Um último exemplo. Citei anteriormente algumas origens históricas do comportamento "expressar e publicar ideias". Aquelas causas próximas (consequências selecionadoras) explicam bem por que escrevo. Mas também é verdade que escrevo porque gosto, porque valorizo a transmissão de conhecimento e porque espero fertilizar debates esclarecedores e envolventes. Explicar que minhas crenças e expectativas têm origem histórica e são gradualmente selecionadas (causação próxima) não invalida sua função, qual seja, fornecer uma explicação imediata para o comportamento em questão.

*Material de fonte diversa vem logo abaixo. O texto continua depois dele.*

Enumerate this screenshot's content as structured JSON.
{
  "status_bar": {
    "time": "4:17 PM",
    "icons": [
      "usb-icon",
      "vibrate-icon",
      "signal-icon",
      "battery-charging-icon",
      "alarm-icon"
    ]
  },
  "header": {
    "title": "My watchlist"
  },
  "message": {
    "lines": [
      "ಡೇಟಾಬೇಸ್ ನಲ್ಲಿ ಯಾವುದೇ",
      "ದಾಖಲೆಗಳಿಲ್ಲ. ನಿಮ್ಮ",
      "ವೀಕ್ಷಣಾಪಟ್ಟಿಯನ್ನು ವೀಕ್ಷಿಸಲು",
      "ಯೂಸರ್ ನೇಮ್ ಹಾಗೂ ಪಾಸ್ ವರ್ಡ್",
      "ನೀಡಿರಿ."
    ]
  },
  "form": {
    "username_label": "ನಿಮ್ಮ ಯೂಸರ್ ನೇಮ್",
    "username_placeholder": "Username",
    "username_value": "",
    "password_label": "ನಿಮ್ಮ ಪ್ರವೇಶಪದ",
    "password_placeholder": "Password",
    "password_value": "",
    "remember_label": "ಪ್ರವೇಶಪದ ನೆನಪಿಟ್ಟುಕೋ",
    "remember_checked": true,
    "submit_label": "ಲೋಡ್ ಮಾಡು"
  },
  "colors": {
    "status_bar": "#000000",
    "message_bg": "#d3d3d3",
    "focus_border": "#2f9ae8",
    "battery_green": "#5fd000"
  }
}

Se em vez de excitado (tomado por emoções) e cheio de expectativas (isto é, movido por crenças centrais e intermediárias) a ansiedade e o receio dominassem meu corpo, haveria menos palavras e parágrafos ao longo deste texto -- se é que haveria texto.

Como vemos, ser mentalista não resulta em negar o desenvolvimento histórico do comportamento. O que os mentalistas fazem é tomar a mente como um referencial explicativo. Para tanto, tratam atributos como pensamentos, sentimentos e mecanismos psicológicos como variáveis independentes, isto é, como determinantes do comportamento.(3) Ainda assim, parece que os mentalistas concordam que a mente trabalha conforme as circunstâncias ambientais. João, que vai à padaria diariamente às dez horas, só o faz, digamos, porque seu relógio e sua fome o sinalizam (eventos antecedentes). Mas um cognitivista diria que as horas e a fome controlam o comportamento de João por causa da natureza (humana) e das particularidades (p. ex., registros ontogênicos) de sua mente, isto é, em razão do trabalho em equipe de mecanismos como a memória, o pensamento, a antecipação de consequências e a tomada de decisão. Esses recursos, que compõem as engrenagens da mente, são pontos-chave de uma explicação cognitivista do comportamento.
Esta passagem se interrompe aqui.